APPLICATION DIRECTIONS FOR RANGELAND, PERMANENT GRASS PASTURES, AND CONSERVATION RESERVE PROGRAM (CRP) ACRES

Refer to Tables 1 and 2 of the label for a list of woody plants and broadleaf weeds that are controlled by TRIQUAD.

Florida: TRIQUAD may be applied to non-irrigation ditchbanks and fencerows on farms and ranches in addition to those uses listed in this section of the label.

Application Methods

Foliage Treatment with Ground Equipment

Use sufficient spray volume to completely and uniformly cover foliage using 10 or more gallons of total spray volume per acre. To ensure adequate coverage of plants with increased depth and density of foliage, and particularly for treatment of woody plants, use higher spray volumes.

High-Volume Foliage Treatment

To control susceptible woody plants, use the recommended rate of TRIQUAD alone or in a tank mix to make 100 gallons of spray mixture. For rangeland and permanent pasture sites, make 1 application per year and apply no more than 2 quarts of TRIQUAD (2 lbs. ae of triclopyr) per acre. TRIQUAD may be tank mixed with other herbicides at recommended rates (see application rates table below) to control a broader spectrum of woody plants and broadleaf weeds. Be sure to follow all applicable use directions, precautions, and limitations on the respective product labels when tank mixing.
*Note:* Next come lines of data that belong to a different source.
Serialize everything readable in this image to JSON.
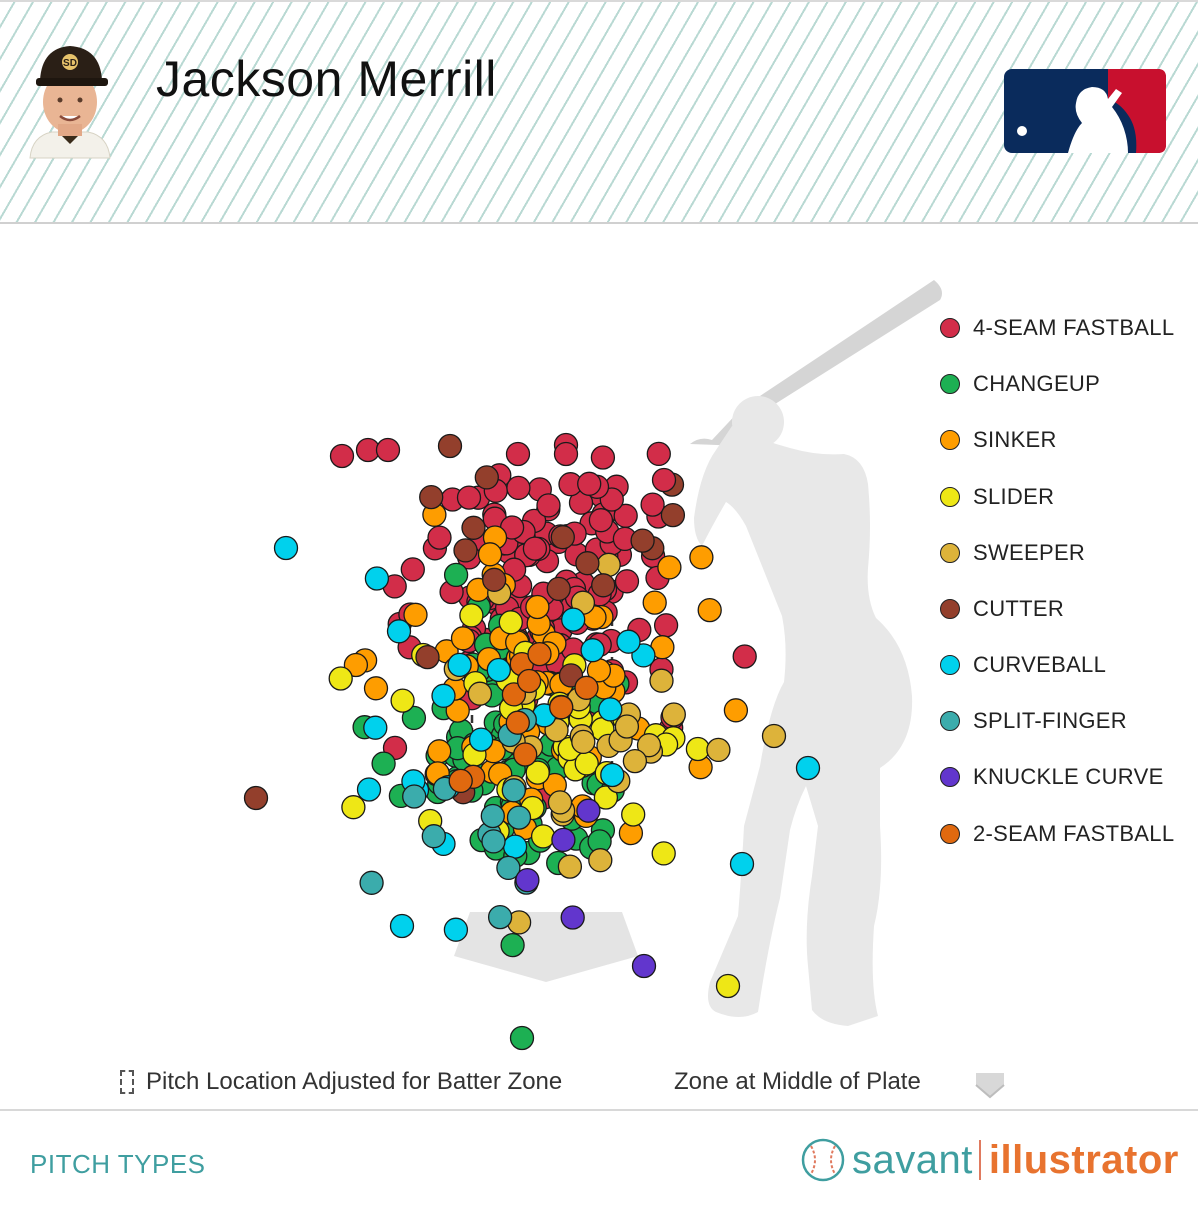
{
  "header": {
    "player_name": "Jackson Merrill",
    "headshot_icon": "player-headshot-icon",
    "league_logo_icon": "mlb-logo-icon"
  },
  "chart_data": {
    "type": "scatter",
    "x_description": "horizontal pitch location (catcher view, plot pixels)",
    "y_description": "vertical pitch location (plot pixels, top to bottom)",
    "grid": false,
    "legend_position": "right",
    "legend": [
      {
        "name": "4-SEAM FASTBALL",
        "color": "#d22d49"
      },
      {
        "name": "CHANGEUP",
        "color": "#1db053"
      },
      {
        "name": "SINKER",
        "color": "#fe9d00"
      },
      {
        "name": "SLIDER",
        "color": "#eee716"
      },
      {
        "name": "SWEEPER",
        "color": "#ddb33a"
      },
      {
        "name": "CUTTER",
        "color": "#933f2c"
      },
      {
        "name": "CURVEBALL",
        "color": "#00d1ed"
      },
      {
        "name": "SPLIT-FINGER",
        "color": "#3bacac"
      },
      {
        "name": "KNUCKLE CURVE",
        "color": "#6236cd"
      },
      {
        "name": "2-SEAM FASTBALL",
        "color": "#e0690f"
      }
    ],
    "seed": 20240611
  },
  "notes": {
    "adjusted": "Pitch Location Adjusted for Batter Zone",
    "middle_plate": "Zone at Middle of Plate"
  },
  "footer": {
    "section_label": "PITCH TYPES",
    "brand_left": "savant",
    "brand_right": "illustrator"
  }
}
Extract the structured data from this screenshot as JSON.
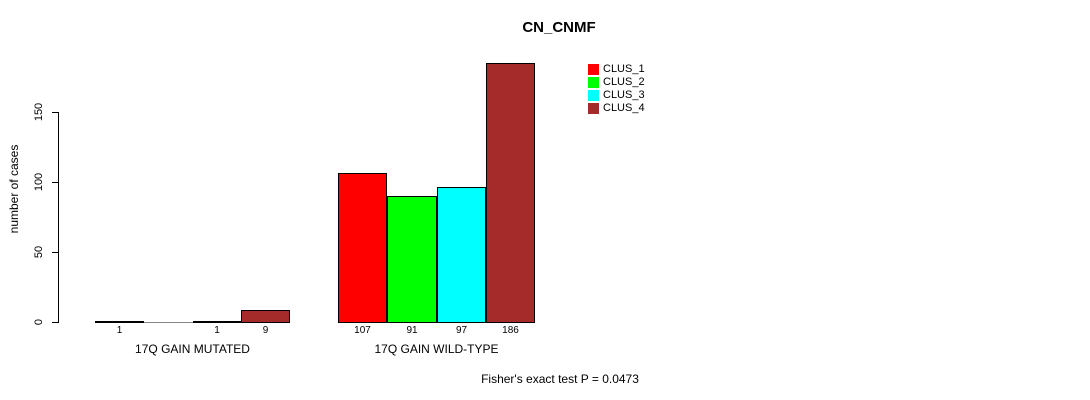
{
  "chart_data": {
    "type": "bar",
    "title": "CN_CNMF",
    "xlabel": "",
    "ylabel": "number of cases",
    "yticks": [
      0,
      50,
      100,
      150
    ],
    "ylim": [
      0,
      195
    ],
    "grid": false,
    "legend_position": "top-right",
    "categories": [
      "17Q GAIN MUTATED",
      "17Q GAIN WILD-TYPE"
    ],
    "series": [
      {
        "name": "CLUS_1",
        "color": "#FF0000",
        "values": [
          1,
          107
        ]
      },
      {
        "name": "CLUS_2",
        "color": "#00FF00",
        "values": [
          0,
          91
        ]
      },
      {
        "name": "CLUS_3",
        "color": "#00FFFF",
        "values": [
          1,
          97
        ]
      },
      {
        "name": "CLUS_4",
        "color": "#A52A2A",
        "values": [
          9,
          186
        ]
      }
    ],
    "bar_labels": [
      [
        "1",
        "",
        "1",
        "9"
      ],
      [
        "107",
        "91",
        "97",
        "186"
      ]
    ],
    "annotation": "Fisher's exact test P = 0.0473",
    "bar_border_color": "#000000",
    "zero_bar_color": "#888888"
  }
}
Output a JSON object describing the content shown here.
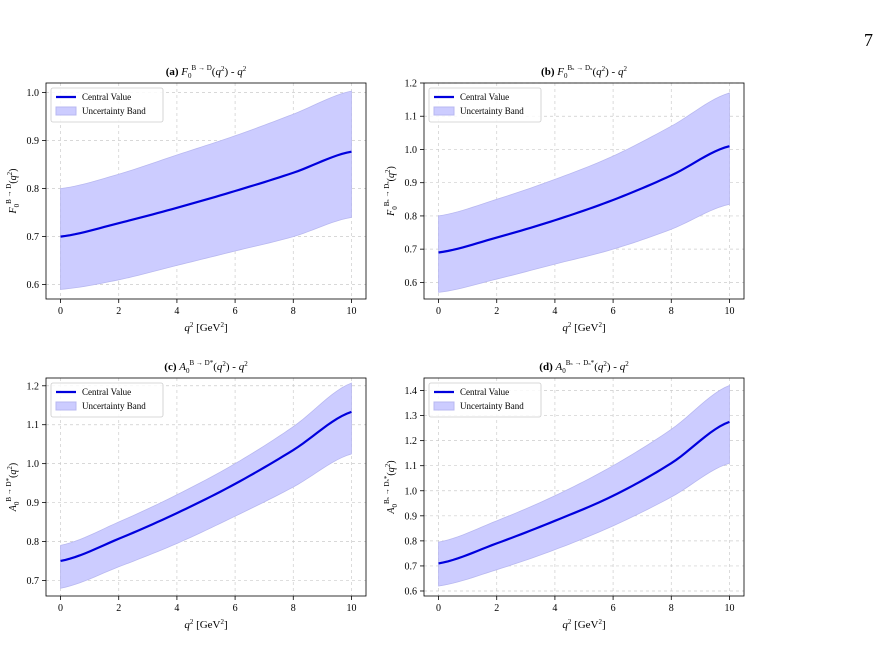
{
  "page": {
    "page_number": "7",
    "footer_fragment": "B → D q2 ... B_s → D_s q2 ... B → D* q2 ... B_s → D_s* q2"
  },
  "colors": {
    "line": "#0000dd",
    "band_fill": "#ccccff",
    "band_stroke": "#b8b8f0",
    "grid": "#cccccc"
  },
  "chart_data": [
    {
      "type": "area",
      "title": "(a) F0^{B→D}(q²) - q²",
      "title_bold": "(a)",
      "title_rest": "F₀ᴮ⁻ᴰ(q²) - q²",
      "xlabel": "q² [GeV²]",
      "ylabel": "F₀ᴮ→ᴰ(q²)",
      "xlim": [
        -0.5,
        10.5
      ],
      "ylim": [
        0.57,
        1.02
      ],
      "xticks": [
        0,
        2,
        4,
        6,
        8,
        10
      ],
      "yticks": [
        0.6,
        0.7,
        0.8,
        0.9,
        1.0
      ],
      "ytick_labels": [
        "0.6",
        "0.7",
        "0.8",
        "0.9",
        "1.0"
      ],
      "grid": true,
      "legend_position": "top-left",
      "series": [
        {
          "name": "Central Value",
          "kind": "line",
          "x": [
            0,
            2,
            4,
            6,
            8,
            10
          ],
          "values": [
            0.7,
            0.728,
            0.76,
            0.795,
            0.833,
            0.877
          ]
        },
        {
          "name": "Uncertainty Band",
          "kind": "band",
          "x": [
            0,
            2,
            4,
            6,
            8,
            10
          ],
          "lower": [
            0.59,
            0.61,
            0.64,
            0.67,
            0.7,
            0.74
          ],
          "upper": [
            0.8,
            0.83,
            0.87,
            0.91,
            0.955,
            1.003
          ]
        }
      ]
    },
    {
      "type": "area",
      "title": "(b) F0^{Bs→Ds}(q²) - q²",
      "title_bold": "(b)",
      "title_rest": "F₀(q²) - q²",
      "xlabel": "q² [GeV²]",
      "ylabel": "F₀(q²)",
      "xlim": [
        -0.5,
        10.5
      ],
      "ylim": [
        0.55,
        1.2
      ],
      "xticks": [
        0,
        2,
        4,
        6,
        8,
        10
      ],
      "yticks": [
        0.6,
        0.7,
        0.8,
        0.9,
        1.0,
        1.1,
        1.2
      ],
      "ytick_labels": [
        "0.6",
        "0.7",
        "0.8",
        "0.9",
        "1.0",
        "1.1",
        "1.2"
      ],
      "grid": true,
      "legend_position": "top-left",
      "series": [
        {
          "name": "Central Value",
          "kind": "line",
          "x": [
            0,
            2,
            4,
            6,
            8,
            10
          ],
          "values": [
            0.69,
            0.735,
            0.787,
            0.848,
            0.922,
            1.01
          ]
        },
        {
          "name": "Uncertainty Band",
          "kind": "band",
          "x": [
            0,
            2,
            4,
            6,
            8,
            10
          ],
          "lower": [
            0.57,
            0.61,
            0.655,
            0.7,
            0.76,
            0.835
          ],
          "upper": [
            0.8,
            0.85,
            0.91,
            0.98,
            1.07,
            1.17
          ]
        }
      ]
    },
    {
      "type": "area",
      "title": "(c) A0^{B→D*}(q²) - q²",
      "title_bold": "(c)",
      "title_rest": "A₀(q²) - q²",
      "xlabel": "q² [GeV²]",
      "ylabel": "A₀(q²)",
      "xlim": [
        -0.5,
        10.5
      ],
      "ylim": [
        0.66,
        1.22
      ],
      "xticks": [
        0,
        2,
        4,
        6,
        8,
        10
      ],
      "yticks": [
        0.7,
        0.8,
        0.9,
        1.0,
        1.1,
        1.2
      ],
      "ytick_labels": [
        "0.7",
        "0.8",
        "0.9",
        "1.0",
        "1.1",
        "1.2"
      ],
      "grid": true,
      "legend_position": "top-left",
      "series": [
        {
          "name": "Central Value",
          "kind": "line",
          "x": [
            0,
            2,
            4,
            6,
            8,
            10
          ],
          "values": [
            0.75,
            0.807,
            0.873,
            0.948,
            1.035,
            1.133
          ]
        },
        {
          "name": "Uncertainty Band",
          "kind": "band",
          "x": [
            0,
            2,
            4,
            6,
            8,
            10
          ],
          "lower": [
            0.68,
            0.735,
            0.795,
            0.865,
            0.94,
            1.025
          ],
          "upper": [
            0.79,
            0.85,
            0.92,
            1.0,
            1.095,
            1.207
          ]
        }
      ]
    },
    {
      "type": "area",
      "title": "(d) A0^{Bs→Ds*}(q²) - q²",
      "title_bold": "(d)",
      "title_rest": "A₀(q²) - q²",
      "xlabel": "q² [GeV²]",
      "ylabel": "A₀(q²)",
      "xlim": [
        -0.5,
        10.5
      ],
      "ylim": [
        0.58,
        1.45
      ],
      "xticks": [
        0,
        2,
        4,
        6,
        8,
        10
      ],
      "yticks": [
        0.6,
        0.7,
        0.8,
        0.9,
        1.0,
        1.1,
        1.2,
        1.3,
        1.4
      ],
      "ytick_labels": [
        "0.6",
        "0.7",
        "0.8",
        "0.9",
        "1.0",
        "1.1",
        "1.2",
        "1.3",
        "1.4"
      ],
      "grid": true,
      "legend_position": "top-left",
      "series": [
        {
          "name": "Central Value",
          "kind": "line",
          "x": [
            0,
            2,
            4,
            6,
            8,
            10
          ],
          "values": [
            0.71,
            0.79,
            0.88,
            0.98,
            1.11,
            1.275
          ]
        },
        {
          "name": "Uncertainty Band",
          "kind": "band",
          "x": [
            0,
            2,
            4,
            6,
            8,
            10
          ],
          "lower": [
            0.62,
            0.685,
            0.765,
            0.86,
            0.975,
            1.11
          ],
          "upper": [
            0.795,
            0.88,
            0.98,
            1.1,
            1.245,
            1.42
          ]
        }
      ]
    }
  ]
}
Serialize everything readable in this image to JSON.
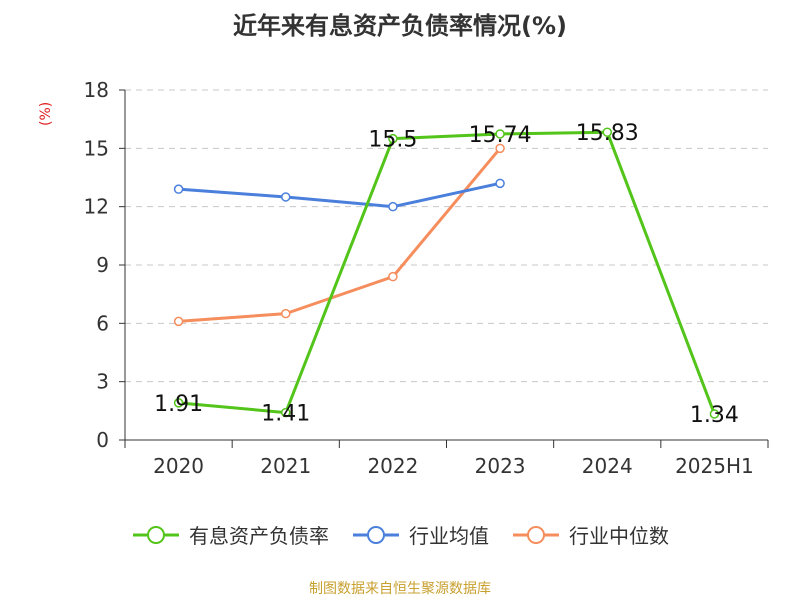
{
  "chart_data": {
    "type": "line",
    "title": "近年来有息资产负债率情况(%)",
    "ylabel": "(%)",
    "xlabel": "",
    "categories": [
      "2020",
      "2021",
      "2022",
      "2023",
      "2024",
      "2025H1"
    ],
    "ylim": [
      0,
      18
    ],
    "yticks": [
      0,
      3,
      6,
      9,
      12,
      15,
      18
    ],
    "grid": true,
    "legend_position": "bottom",
    "series": [
      {
        "name": "有息资产负债率",
        "color": "#52c41a",
        "values": [
          1.91,
          1.41,
          15.5,
          15.74,
          15.83,
          1.34
        ],
        "labels": [
          "1.91",
          "1.41",
          "15.5",
          "15.74",
          "15.83",
          "1.34"
        ]
      },
      {
        "name": "行业均值",
        "color": "#4a7fdc",
        "values": [
          12.9,
          12.5,
          12.0,
          13.2,
          null,
          null
        ],
        "labels": []
      },
      {
        "name": "行业中位数",
        "color": "#f58d5c",
        "values": [
          6.1,
          6.5,
          8.4,
          15.0,
          null,
          null
        ],
        "labels": []
      }
    ]
  },
  "source": "制图数据来自恒生聚源数据库"
}
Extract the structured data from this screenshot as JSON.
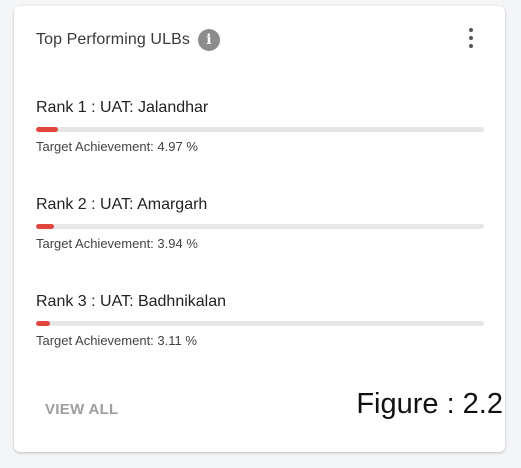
{
  "card": {
    "title": "Top Performing ULBs",
    "info_icon": "info-icon",
    "menu_icon": "more-vert-icon"
  },
  "colors": {
    "progress_fill": "#e0463e",
    "progress_track": "#e6e6e6"
  },
  "rankings": [
    {
      "title": "Rank 1 : UAT: Jalandhar",
      "subtitle": "Target Achievement: 4.97 %",
      "progress": 4.97
    },
    {
      "title": "Rank 2 : UAT: Amargarh",
      "subtitle": "Target Achievement: 3.94 %",
      "progress": 3.94
    },
    {
      "title": "Rank 3 : UAT: Badhnikalan",
      "subtitle": "Target Achievement: 3.11 %",
      "progress": 3.11
    }
  ],
  "footer": {
    "view_all_label": "VIEW ALL",
    "figure_label": "Figure : 2.2"
  }
}
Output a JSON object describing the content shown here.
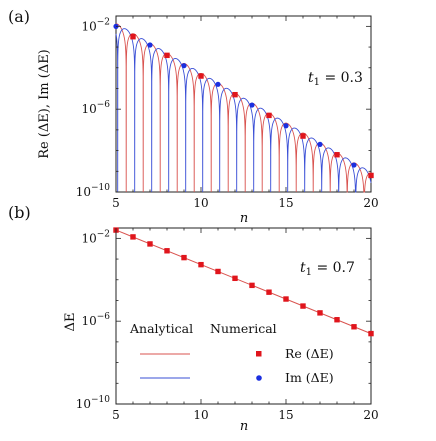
{
  "chart_data": [
    {
      "type": "line",
      "panel_label": "(a)",
      "annotation": "t₁ = 0.3",
      "annotation_main": "t",
      "annotation_sub": "1",
      "annotation_rest": " = 0.3",
      "xlabel": "n",
      "ylabel": "Re (ΔE), Im (ΔE)",
      "xlim": [
        5,
        20
      ],
      "ylim_log10": [
        -10,
        -1.5
      ],
      "yscale": "log",
      "xticks": [
        "5",
        "10",
        "15",
        "20"
      ],
      "yticks": [
        {
          "base": "10",
          "exp": "−2"
        },
        {
          "base": "10",
          "exp": "−6"
        },
        {
          "base": "10",
          "exp": "−10"
        }
      ],
      "grid": false,
      "series": [
        {
          "kind": "analytical",
          "component": "Re",
          "color": "#d9534f",
          "envelope_log10_at_5": -1.85,
          "envelope_log10_slope_per_n": -0.48,
          "zeros_n": [
            5.6,
            6.6,
            7.6,
            8.6,
            9.6,
            10.6,
            11.6,
            12.6,
            13.6,
            14.6,
            15.6,
            16.6,
            17.6,
            18.6,
            19.6
          ]
        },
        {
          "kind": "analytical",
          "component": "Im",
          "color": "#3a4fd6",
          "envelope_log10_at_5": -1.85,
          "envelope_log10_slope_per_n": -0.48,
          "zeros_n": [
            6.1,
            7.1,
            8.1,
            9.1,
            10.1,
            11.1,
            12.1,
            13.1,
            14.1,
            15.1,
            16.1,
            17.1,
            18.1,
            19.1
          ]
        },
        {
          "kind": "numerical",
          "component": "Re",
          "color": "#e0151c",
          "marker": "square",
          "x": [
            6,
            8,
            10,
            12,
            14,
            16,
            18,
            20
          ],
          "y_log10": [
            -2.5,
            -3.4,
            -4.4,
            -5.3,
            -6.3,
            -7.3,
            -8.2,
            -9.2
          ]
        },
        {
          "kind": "numerical",
          "component": "Im",
          "color": "#1b2fe0",
          "marker": "circle",
          "x": [
            5,
            7,
            9,
            11,
            13,
            15,
            17,
            19
          ],
          "y_log10": [
            -2.0,
            -2.9,
            -3.9,
            -4.8,
            -5.8,
            -6.8,
            -7.7,
            -8.7
          ]
        }
      ]
    },
    {
      "type": "line",
      "panel_label": "(b)",
      "annotation_main": "t",
      "annotation_sub": "1",
      "annotation_rest": " = 0.7",
      "xlabel": "n",
      "ylabel": "ΔE",
      "xlim": [
        5,
        20
      ],
      "ylim_log10": [
        -10,
        -1.5
      ],
      "yscale": "log",
      "xticks": [
        "5",
        "10",
        "15",
        "20"
      ],
      "yticks": [
        {
          "base": "10",
          "exp": "−2"
        },
        {
          "base": "10",
          "exp": "−6"
        },
        {
          "base": "10",
          "exp": "−10"
        }
      ],
      "grid": false,
      "series": [
        {
          "kind": "analytical",
          "component": "Re",
          "color": "#d9534f",
          "x": [
            5,
            20
          ],
          "y_log10": [
            -1.6,
            -6.6
          ]
        },
        {
          "kind": "numerical",
          "component": "Re",
          "color": "#e0151c",
          "marker": "square",
          "x": [
            5,
            6,
            7,
            8,
            9,
            10,
            11,
            12,
            13,
            14,
            15,
            16,
            17,
            18,
            19,
            20
          ],
          "y_log10": [
            -1.6,
            -1.93,
            -2.27,
            -2.6,
            -2.93,
            -3.27,
            -3.6,
            -3.93,
            -4.27,
            -4.6,
            -4.93,
            -5.27,
            -5.6,
            -5.93,
            -6.27,
            -6.6
          ]
        }
      ],
      "legend": {
        "placement": "bottom-left",
        "header_analytical": "Analytical",
        "header_numerical": "Numerical",
        "entries": [
          {
            "label": "Re (ΔE)",
            "line_color": "#d9534f",
            "marker_color": "#e0151c",
            "marker": "square"
          },
          {
            "label": "Im (ΔE)",
            "line_color": "#3a4fd6",
            "marker_color": "#1b2fe0",
            "marker": "circle"
          }
        ]
      }
    }
  ]
}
Apply sufficient spray volume to thoroughly wet all leaves, stems, and root collars. Minimize spray drift by using the minimum spray pressure that provides adequate plant coverage without forming a mist and direct sprays no higher than the top of the target plants. A drift control additive cleared for application to growing crops may also be used to reduce spray drift. For best results, apply when woody plants and weeds are actively growing.